O que percebemos é que a esperança acaba por ser alimento, alimentamo-nos de esperança e também é o que resta, o que fica no jarro.

Nós, cristãos, não estamos habituados a falar de esperança e não revemos o conceito. A esperança pode ser o que eu coloco no centro. O Hospital é uma boa escola porque, no sofrimento – que era bom que não existisse mas de onde podemos tirar lições – repensamos o que está no centro da minha vida, para onde e para que é que corro.

A esperança cristã, eu não consigo perceber isso nos Evangelhos, não é um rebuçado dado aos mais bem comportados no final, não é uma recompensa – até porque parece que Jesus dá os melhores rebuçados aos piores.

A esperança cristã será a antecipação do que eu espero. Se o que eu espero é o encontro pleno com Deus, a esperança cristã vai ser a antecipação desse encontro, nos irmãos, na relação.

Por isso o Hospital é e será um lugar de esperança na medida em que eu perceber o que coloco no centro da minha vida.

 

AE – O Evangelho do I domingo do Advento, de São Mateus, diz «Vigiai porque não sabeis em que dia virá o Senhor». A vinda do Senhor pode ser a vinda de sexta-feira santa, ou de uma Páscoa.

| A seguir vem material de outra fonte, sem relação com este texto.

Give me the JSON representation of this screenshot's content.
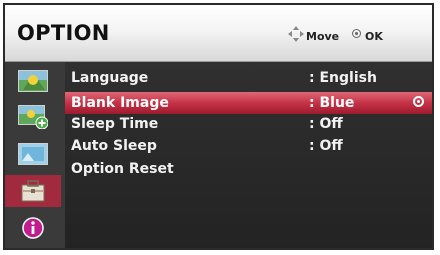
{
  "header": {
    "title": "OPTION",
    "move_label": "Move",
    "ok_label": "OK",
    "move_icon": "four-way-arrow-icon",
    "ok_icon": "ok-circle-icon"
  },
  "sidebar": {
    "items": [
      {
        "icon": "picture-icon"
      },
      {
        "icon": "picture-adjust-icon"
      },
      {
        "icon": "screen-icon"
      },
      {
        "icon": "option-toolbox-icon",
        "active": true
      },
      {
        "icon": "info-icon"
      }
    ]
  },
  "menu": {
    "items": [
      {
        "label": "Language",
        "value": ": English",
        "selected": false
      },
      {
        "label": "Blank Image",
        "value": ": Blue",
        "selected": true
      },
      {
        "label": "Sleep Time",
        "value": ": Off",
        "selected": false
      },
      {
        "label": "Auto Sleep",
        "value": ": Off",
        "selected": false
      },
      {
        "label": "Option Reset",
        "value": "",
        "selected": false
      }
    ]
  },
  "colors": {
    "highlight": "#c53247",
    "sidebar_active": "#a22a3e",
    "background": "#2c2c2c"
  }
}
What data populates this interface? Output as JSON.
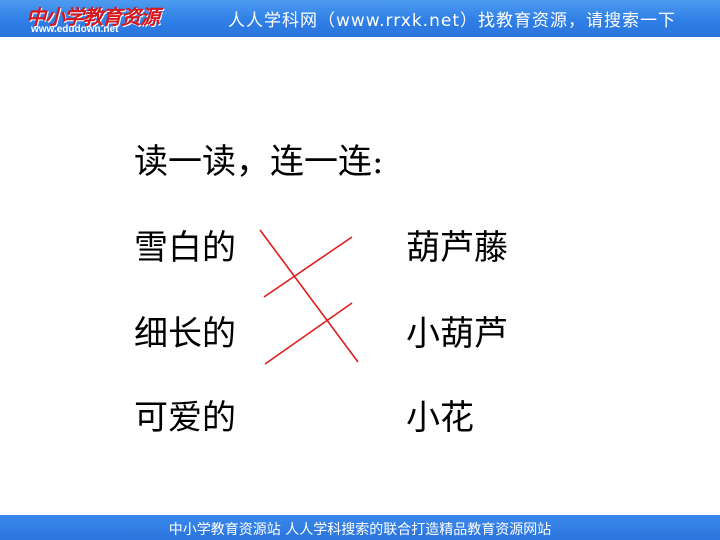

APM – Vigiai porque a vida é uma surpresa, abri os olhos porque se fechamos os olhos, ou os óculos estão sujos, não percebemos metade da beleza que a vida pode ter.

Sextas-feiras Santas, em percentagem é o que mais há; momento de sofrimento e de morte, o Hospital conhece bem. Mas também diria que, apesar das histórias fantásticas de diagnósticos que afinal mostram estar errados porque afinal há, inexplicavelmente, uma cura, mais do que pensar em efeitos especiais ou milagres, o mistério pascal é um mistério de sentido.

É possível e eu sei, com casos concretos de rostos e nomes, e daqui para a frente sei que vai continuar a ser assim – esses momentos pascais acabam por ser, em momentos de paixão, de dor e de morte, um encontrar de sentido.

Inevitavelmente a fragilidade tem a sentença final. Mas eu não quero entendê-la como sentença, antes como sentido até ao fim e como busca de sentido.

A surpresa de Deus, a Páscoa, relaciona-se com encontrar sentido e com o «valeu a pena viver até ao último instante».

 

AE – Esse é o desafio a viver no Advento?

APM – Habituamo-nos a classificar os sítios onde Deus tem de estar, domesticamos a sua presença de na capela, nos sorrisos e nas alegrias. Mas ele aparece em tantos lugares que o vigiai, próprio do tempo do Advento, é um convite a abrir os olhos para a lucidez, para a surpresa de Deus. Esse é o «prato do dia» no Hospital. Em tempo de Advento faz ainda mais sentido.